La Fiat che ha perso totalmente la sua responsabilità sociale (solo in Italia) è l’esempio lampante di quanto i governi siano importanti per dare risposte alle crisi.
Marchionne si può comportare come il padrone delle “belle braghe bianche”  qui da noi, in America non gli è permesso.

Il vero problema, per Amartya Sen premio nobel per l’economia, che affligge il nostro paese è la disoccupazione che assieme alla povertà scardina la vita delle persone e i rapporti sociali.
“La possibilità di una vita dignitosa di una realizzazione di sé e dei propri figli dipende dalla disponibilità di un lavoro stabile, dignitoso, retribuito. Quando esso viene a mancare, la persona, la famiglia, la comunità sono ferite nel profondo delle loro strutture portanti”.
 
È di questi giorni il dato ISTAT sulla disoccupazione di settembre pari al 10,8%+ 02 punti rispetto ad agosto.
Quasi tre milioni di disoccupati comportano una riduzione del PIL di 70 – 80 miliardi all’anno, anche se ricevono un modesto reddito dal sussidio di disoccupazione o dai piani di mobilità i disoccupati sono loro malgrado costretti alla passività, non producono ricchezza, le macchine e gli impianti giacciono inutilizzati, le capacità professionali si logorano e sono difficili da recuperare.

Questi temi sono stati al centro dello scontro per la “Casa Bianca” ai 171.000 posti di Obama creati in un mese rispondeva Romney con la promessa che col piano proposto da Paul Ryan per la ripresa economica si sarebbero creati dodici milioni di posti di lavoro in quattro anni.
 
Nel discorso d’insediamento, con la richiesta di collaborazione allo sfidante il Presidente è ritornato sui temi della campagna elettorale: “nonostante le nostre differenze la maggior parte di noi condivide principi comuni. Vuole un futuro per i nostri cittadini fatto di scuole migliori, di nuovi posti di lavoro, senza un debito schiacciante, non minacciato da un pianeta che si riscalda. Un paese che è sicuro, rispettato e ammirato nel mondo e difeso dal miglior esercito che esista. Un paese che si muova con fiducia oltre la guerra verso un futuro di pace.
Abbiamo molti soldi e l’esercito più potente, ma non siamo ricchi per questo. Abbiamo le migliori università e una tradizione culturale incredibile.

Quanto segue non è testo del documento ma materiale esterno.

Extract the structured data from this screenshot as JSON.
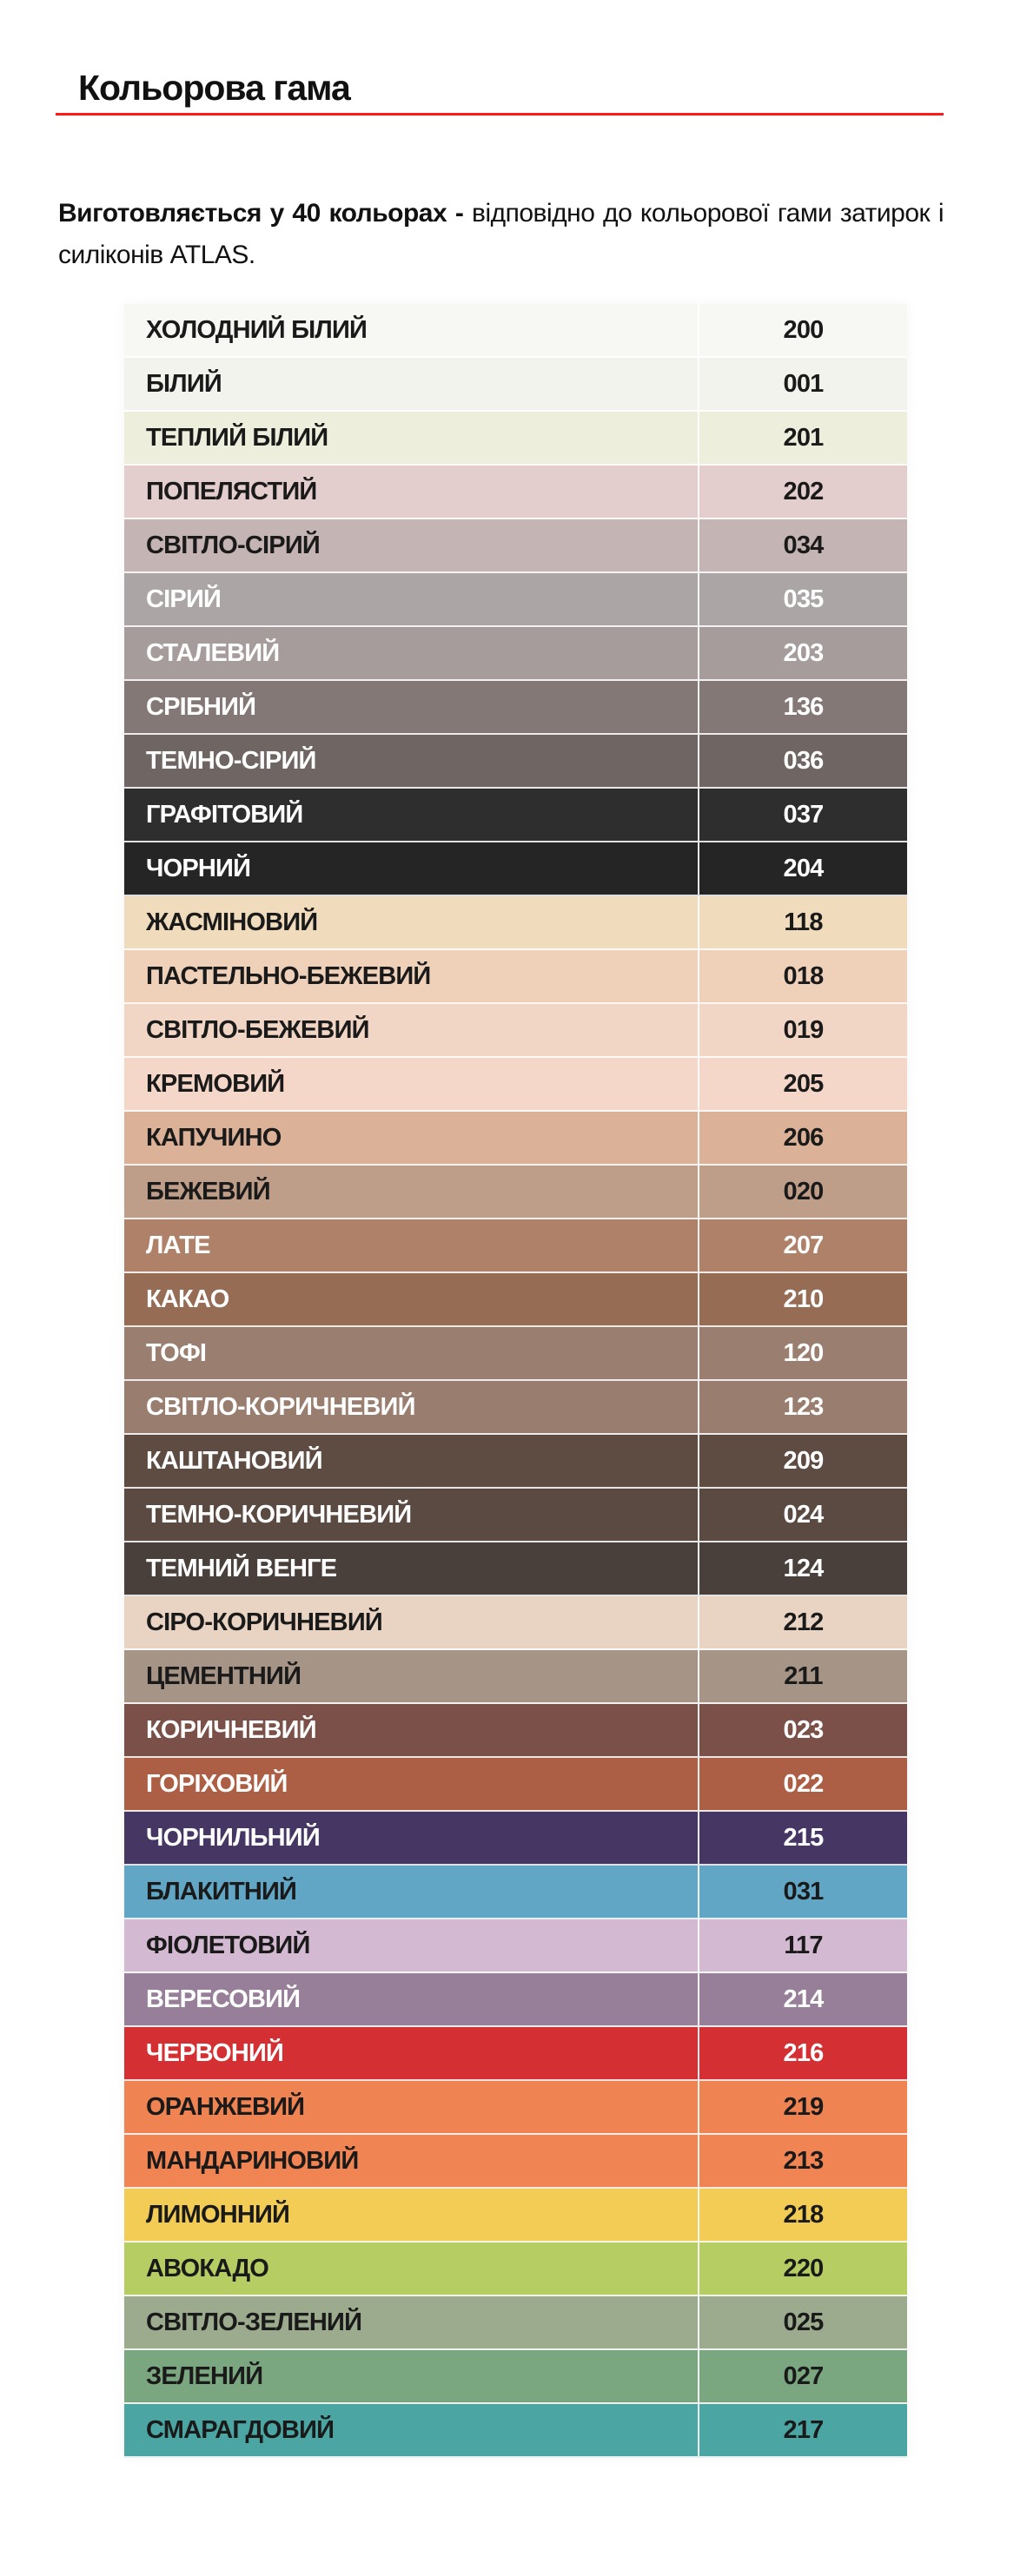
{
  "heading": "Кольорова гама",
  "accent_color": "#ff1a1a",
  "intro": {
    "bold": "Виготовляється у 40  кольорах - ",
    "normal": "відповідно до кольорової гами затирок і силіконів ATLAS."
  },
  "colors": [
    {
      "name": "ХОЛОДНИЙ БІЛИЙ",
      "code": "200",
      "bg": "#f7f7f4",
      "text": "#1a1a1a"
    },
    {
      "name": "БІЛИЙ",
      "code": "001",
      "bg": "#f3f3ee",
      "text": "#1a1a1a"
    },
    {
      "name": "ТЕПЛИЙ БІЛИЙ",
      "code": "201",
      "bg": "#eeeedd",
      "text": "#1a1a1a"
    },
    {
      "name": "ПОПЕЛЯСТИЙ",
      "code": "202",
      "bg": "#e3cdcd",
      "text": "#1a1a1a"
    },
    {
      "name": "СВІТЛО-СІРИЙ",
      "code": "034",
      "bg": "#c4b4b4",
      "text": "#1a1a1a"
    },
    {
      "name": "СІРИЙ",
      "code": "035",
      "bg": "#aba6a5",
      "text": "#ffffff"
    },
    {
      "name": "СТАЛЕВИЙ",
      "code": "203",
      "bg": "#a59c9b",
      "text": "#ffffff"
    },
    {
      "name": "СРІБНИЙ",
      "code": "136",
      "bg": "#837876",
      "text": "#ffffff"
    },
    {
      "name": "ТЕМНО-СІРИЙ",
      "code": "036",
      "bg": "#6f6562",
      "text": "#ffffff"
    },
    {
      "name": "ГРАФІТОВИЙ",
      "code": "037",
      "bg": "#2e2e2e",
      "text": "#ffffff"
    },
    {
      "name": "ЧОРНИЙ",
      "code": "204",
      "bg": "#252525",
      "text": "#ffffff"
    },
    {
      "name": "ЖАСМІНОВИЙ",
      "code": "118",
      "bg": "#f0dcbc",
      "text": "#1a1a1a"
    },
    {
      "name": "ПАСТЕЛЬНО-БЕЖЕВИЙ",
      "code": "018",
      "bg": "#efd1ba",
      "text": "#1a1a1a"
    },
    {
      "name": "СВІТЛО-БЕЖЕВИЙ",
      "code": "019",
      "bg": "#f2d6c5",
      "text": "#1a1a1a"
    },
    {
      "name": "КРЕМОВИЙ",
      "code": "205",
      "bg": "#f4d7c9",
      "text": "#1a1a1a"
    },
    {
      "name": "КАПУЧИНО",
      "code": "206",
      "bg": "#dbb298",
      "text": "#1a1a1a"
    },
    {
      "name": "БЕЖЕВИЙ",
      "code": "020",
      "bg": "#bf9e89",
      "text": "#1a1a1a"
    },
    {
      "name": "ЛАТЕ",
      "code": "207",
      "bg": "#ae8168",
      "text": "#ffffff"
    },
    {
      "name": "КАКАО",
      "code": "210",
      "bg": "#966c55",
      "text": "#ffffff"
    },
    {
      "name": "ТОФІ",
      "code": "120",
      "bg": "#9a7f71",
      "text": "#ffffff"
    },
    {
      "name": "СВІТЛО-КОРИЧНЕВИЙ",
      "code": "123",
      "bg": "#997e70",
      "text": "#ffffff"
    },
    {
      "name": "КАШТАНОВИЙ",
      "code": "209",
      "bg": "#5e4b42",
      "text": "#ffffff"
    },
    {
      "name": "ТЕМНО-КОРИЧНЕВИЙ",
      "code": "024",
      "bg": "#5b4a41",
      "text": "#ffffff"
    },
    {
      "name": "ТЕМНИЙ ВЕНГЕ",
      "code": "124",
      "bg": "#49403c",
      "text": "#ffffff"
    },
    {
      "name": "СІРО-КОРИЧНЕВИЙ",
      "code": "212",
      "bg": "#e9d4c3",
      "text": "#1a1a1a"
    },
    {
      "name": "ЦЕМЕНТНИЙ",
      "code": "211",
      "bg": "#a69486",
      "text": "#1a1a1a"
    },
    {
      "name": "КОРИЧНЕВИЙ",
      "code": "023",
      "bg": "#7a5048",
      "text": "#ffffff"
    },
    {
      "name": "ГОРІХОВИЙ",
      "code": "022",
      "bg": "#ac5f45",
      "text": "#ffffff"
    },
    {
      "name": "ЧОРНИЛЬНИЙ",
      "code": "215",
      "bg": "#463664",
      "text": "#ffffff"
    },
    {
      "name": "БЛАКИТНИЙ",
      "code": "031",
      "bg": "#62a6c5",
      "text": "#1a1a1a"
    },
    {
      "name": "ФІОЛЕТОВИЙ",
      "code": "117",
      "bg": "#d3b9d2",
      "text": "#1a1a1a"
    },
    {
      "name": "ВЕРЕСОВИЙ",
      "code": "214",
      "bg": "#977e99",
      "text": "#ffffff"
    },
    {
      "name": "ЧЕРВОНИЙ",
      "code": "216",
      "bg": "#d43033",
      "text": "#ffffff"
    },
    {
      "name": "ОРАНЖЕВИЙ",
      "code": "219",
      "bg": "#f08352",
      "text": "#1a1a1a"
    },
    {
      "name": "МАНДАРИНОВИЙ",
      "code": "213",
      "bg": "#f08452",
      "text": "#1a1a1a"
    },
    {
      "name": "ЛИМОННИЙ",
      "code": "218",
      "bg": "#f3cc55",
      "text": "#1a1a1a"
    },
    {
      "name": "АВОКАДО",
      "code": "220",
      "bg": "#b5cd62",
      "text": "#1a1a1a"
    },
    {
      "name": "СВІТЛО-ЗЕЛЕНИЙ",
      "code": "025",
      "bg": "#9cab8d",
      "text": "#1a1a1a"
    },
    {
      "name": "ЗЕЛЕНИЙ",
      "code": "027",
      "bg": "#7aa77f",
      "text": "#1a1a1a"
    },
    {
      "name": "СМАРАГДОВИЙ",
      "code": "217",
      "bg": "#4ba6a3",
      "text": "#1a1a1a"
    }
  ]
}
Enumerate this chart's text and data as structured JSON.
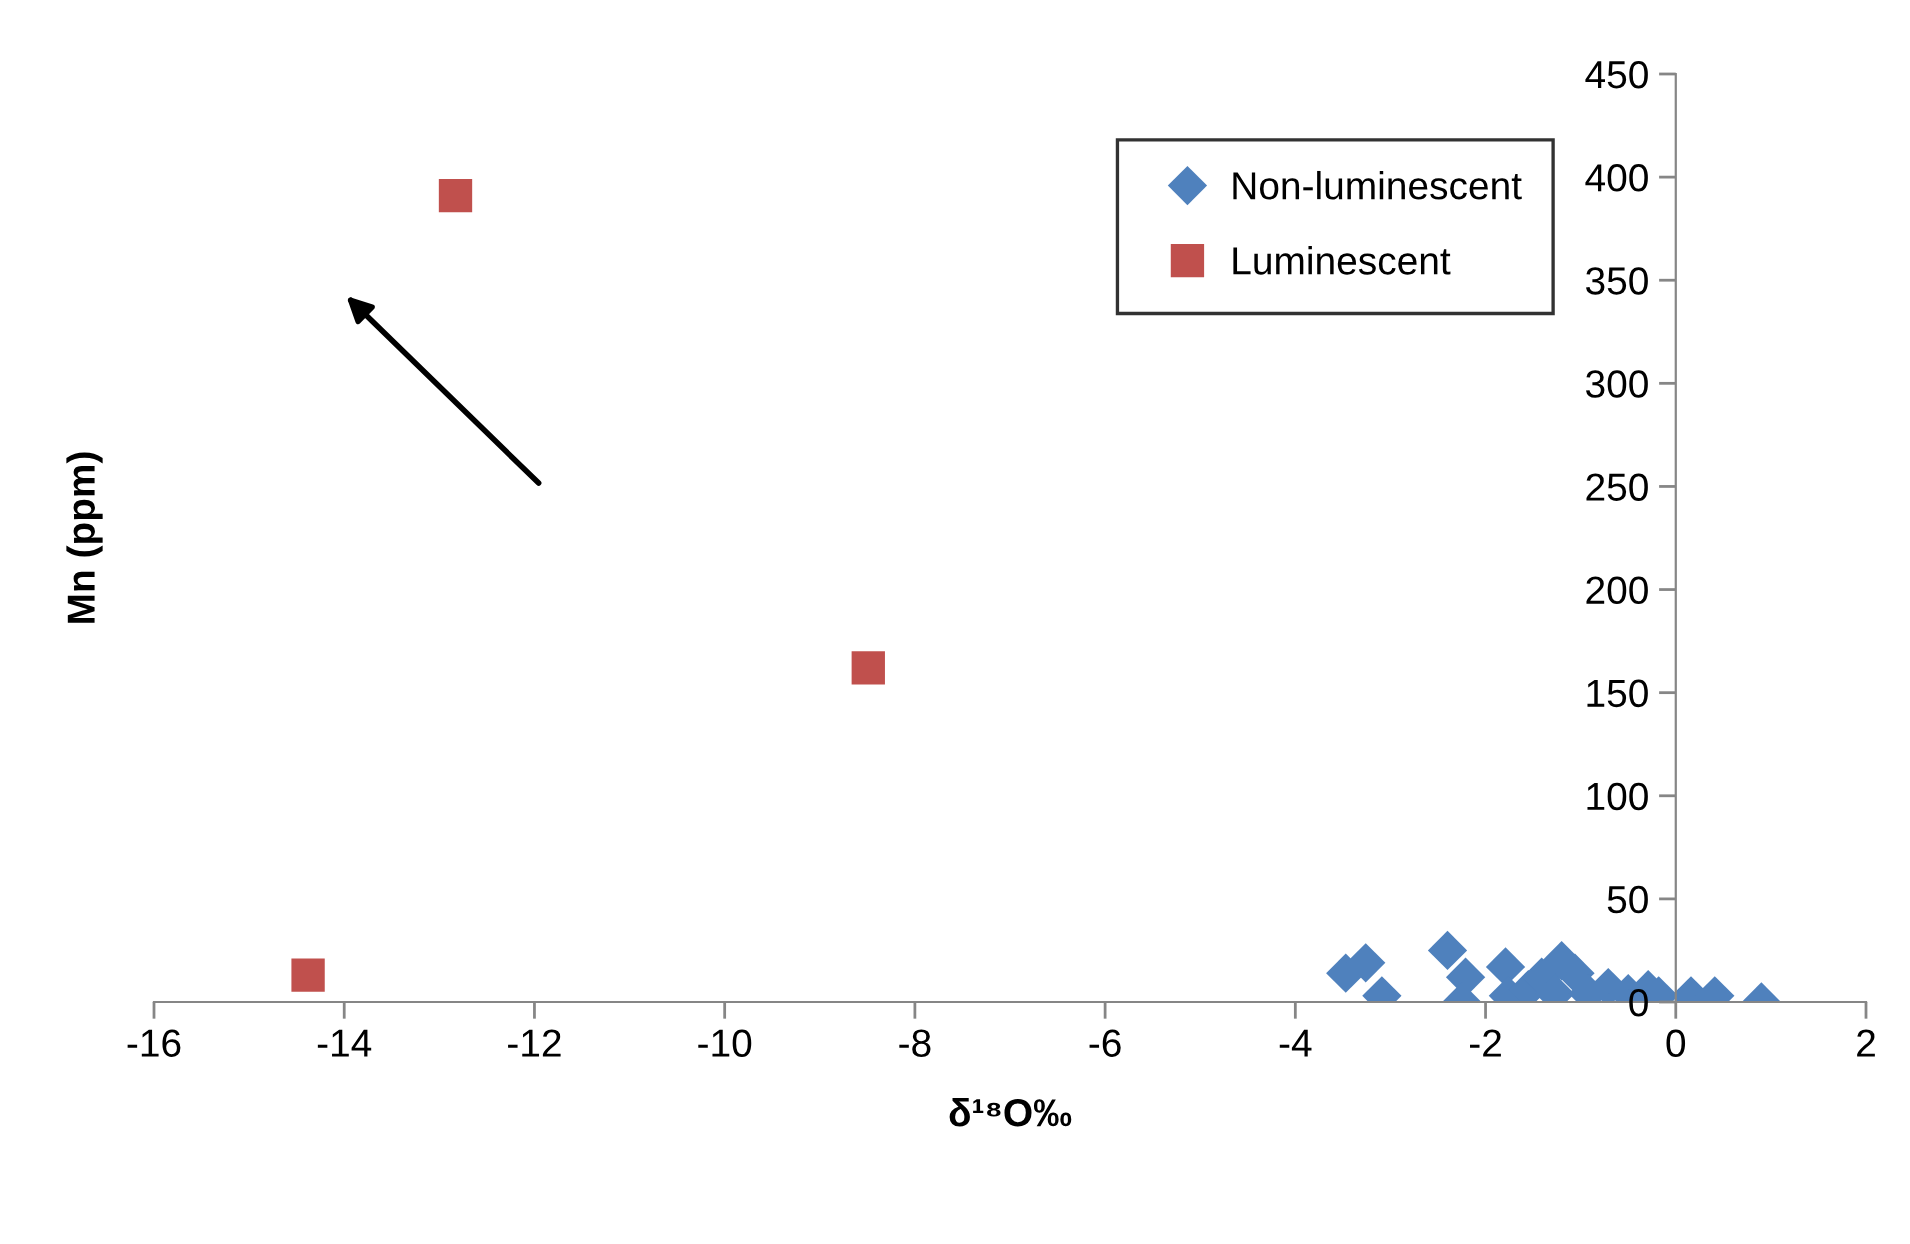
{
  "chart_data": {
    "type": "scatter",
    "xlabel": "δ¹⁸O‰",
    "ylabel": "Mn (ppm)",
    "xlim": [
      -16,
      2
    ],
    "xticks": [
      -16,
      -14,
      -12,
      -10,
      -8,
      -6,
      -4,
      -2,
      0,
      2
    ],
    "ylim": [
      0,
      450
    ],
    "yticks": [
      0,
      50,
      100,
      150,
      200,
      250,
      300,
      350,
      400,
      450
    ],
    "grid": false,
    "legend": "top",
    "series": [
      {
        "name": "Non-luminescent",
        "color": "#4f81bd",
        "marker": "diamond",
        "x": [
          -3.47,
          -3.26,
          -3.09,
          -2.4,
          -2.21,
          -2.25,
          -1.79,
          -1.76,
          -1.55,
          -1.41,
          -1.2,
          -1.27,
          -1.06,
          -0.92,
          -0.71,
          -0.5,
          -0.29,
          -0.18,
          0.16,
          0.41,
          0.9
        ],
        "values": [
          14,
          19,
          3,
          25,
          12,
          0,
          17,
          3,
          6,
          12,
          20,
          4,
          14,
          4,
          7,
          4,
          6,
          3,
          3,
          3,
          0
        ]
      },
      {
        "name": "Luminescent",
        "color": "#c0504d",
        "marker": "square",
        "x": [
          -12.83,
          -8.49,
          -14.38
        ],
        "values": [
          391,
          162,
          13
        ]
      }
    ]
  }
}
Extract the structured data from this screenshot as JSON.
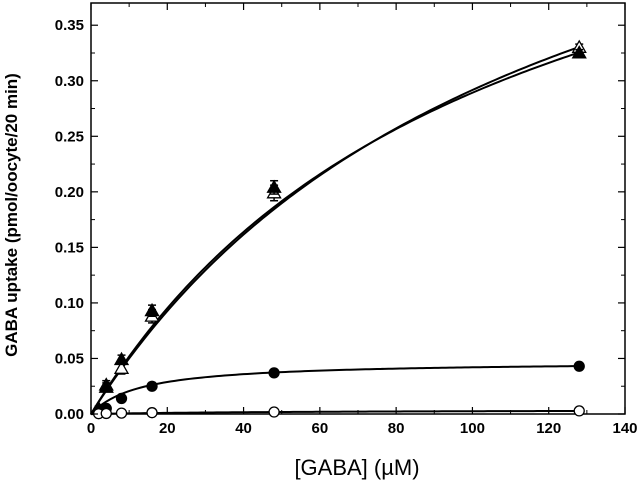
{
  "chart_data": {
    "type": "scatter",
    "title": "",
    "xlabel": "[GABA] (µM)",
    "ylabel": "GABA uptake (pmol/oocyte/20 min)",
    "xlim": [
      0,
      140
    ],
    "ylim": [
      0,
      0.37
    ],
    "xticks": [
      0,
      20,
      40,
      60,
      80,
      100,
      120,
      140
    ],
    "yticks": [
      0.0,
      0.05,
      0.1,
      0.15,
      0.2,
      0.25,
      0.3,
      0.35
    ],
    "xtick_labels": [
      "0",
      "20",
      "40",
      "60",
      "80",
      "100",
      "120",
      "140"
    ],
    "ytick_labels": [
      "0.00",
      "0.05",
      "0.10",
      "0.15",
      "0.20",
      "0.25",
      "0.30",
      "0.35"
    ],
    "grid": false,
    "legend": false,
    "series": [
      {
        "marker": "triangle-open",
        "x": [
          2,
          4,
          8,
          16,
          48,
          128
        ],
        "y": [
          0.004,
          0.026,
          0.041,
          0.088,
          0.199,
          0.33
        ],
        "err": [
          0.002,
          0.004,
          0.005,
          0.006,
          0.007,
          0.003
        ],
        "fit": {
          "vmax": 0.63,
          "km": 116
        }
      },
      {
        "marker": "triangle-filled",
        "x": [
          2,
          4,
          8,
          16,
          48,
          128
        ],
        "y": [
          0.005,
          0.024,
          0.049,
          0.093,
          0.204,
          0.325
        ],
        "err": [
          0.002,
          0.004,
          0.004,
          0.005,
          0.006,
          0.003
        ],
        "fit": {
          "vmax": 0.59,
          "km": 104
        }
      },
      {
        "marker": "circle-filled",
        "x": [
          2,
          4,
          8,
          16,
          48,
          128
        ],
        "y": [
          0.002,
          0.005,
          0.014,
          0.025,
          0.037,
          0.043
        ],
        "err": [
          0.001,
          0.001,
          0.002,
          0.002,
          0.002,
          0.002
        ],
        "fit": {
          "vmax": 0.0475,
          "km": 13
        }
      },
      {
        "marker": "circle-open",
        "x": [
          2,
          4,
          8,
          16,
          48,
          128
        ],
        "y": [
          0.0003,
          0.0005,
          0.0008,
          0.0012,
          0.0018,
          0.0028
        ],
        "err": [
          0,
          0,
          0,
          0,
          0,
          0
        ],
        "fit": {
          "vmax": 0.004,
          "km": 60
        }
      }
    ]
  }
}
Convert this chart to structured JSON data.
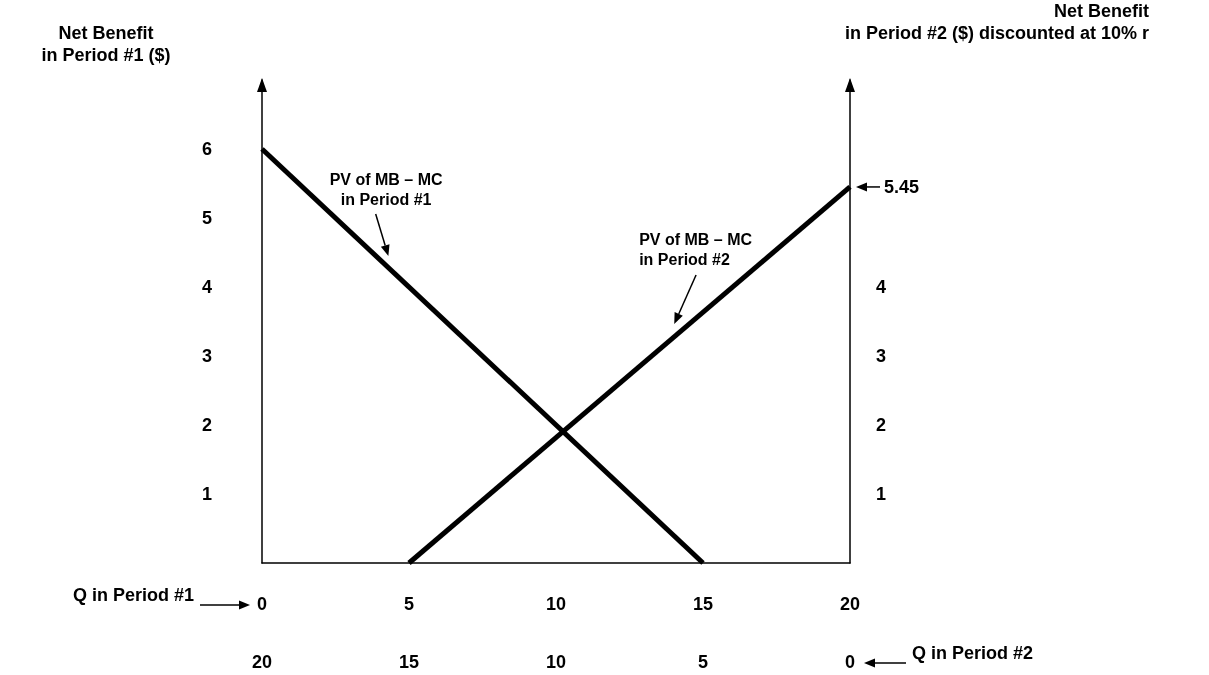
{
  "chart_data": {
    "type": "line",
    "xlabel": "Q in Period #1",
    "x2label": "Q in Period #2",
    "ylabel": "Net Benefit\nin Period #1 ($)",
    "y2label": "Net Benefit\nin Period #2 ($) discounted at 10% r",
    "xlim": [
      0,
      20
    ],
    "xticks": [
      0,
      5,
      10,
      15,
      20
    ],
    "x2lim": [
      20,
      0
    ],
    "x2ticks": [
      20,
      15,
      10,
      5,
      0
    ],
    "ylim": [
      0,
      7
    ],
    "yticks": [
      1,
      2,
      3,
      4,
      5,
      6
    ],
    "y2lim": [
      0,
      7
    ],
    "y2ticks": [
      1,
      2,
      3,
      4
    ],
    "series": [
      {
        "name": "PV of MB – MC\nin Period #1",
        "color": "#000000",
        "x": [
          0,
          15
        ],
        "values": [
          6,
          0
        ]
      },
      {
        "name": "PV of MB – MC\nin Period #2",
        "color": "#000000",
        "x": [
          5,
          20
        ],
        "values": [
          0,
          5.45
        ]
      }
    ],
    "annotations": [
      {
        "text": "5.45",
        "x": 20,
        "y": 5.45
      }
    ],
    "legend": false,
    "grid": false,
    "marker": "none",
    "line_style": "solid"
  }
}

Credo che potremmo mantenere le promesse dei padri fondatori. Che se sei disposto a lavorare duro non importa che tu sia uomo o donna, bianco o nero, ricco o povero, vecchio o giovane, etero o omo, riuscirai a farcela in questo paese e a vedere realizzato il tuo sogno. Il meglio deve ancora venire
.
 
Anche dal confronto tra i temi che affronta una democrazia matura e il nostro pietoso dibattito politico, si capisce perché il nostro bel paese non si scrolla di dosso il nomignolo di Italietta.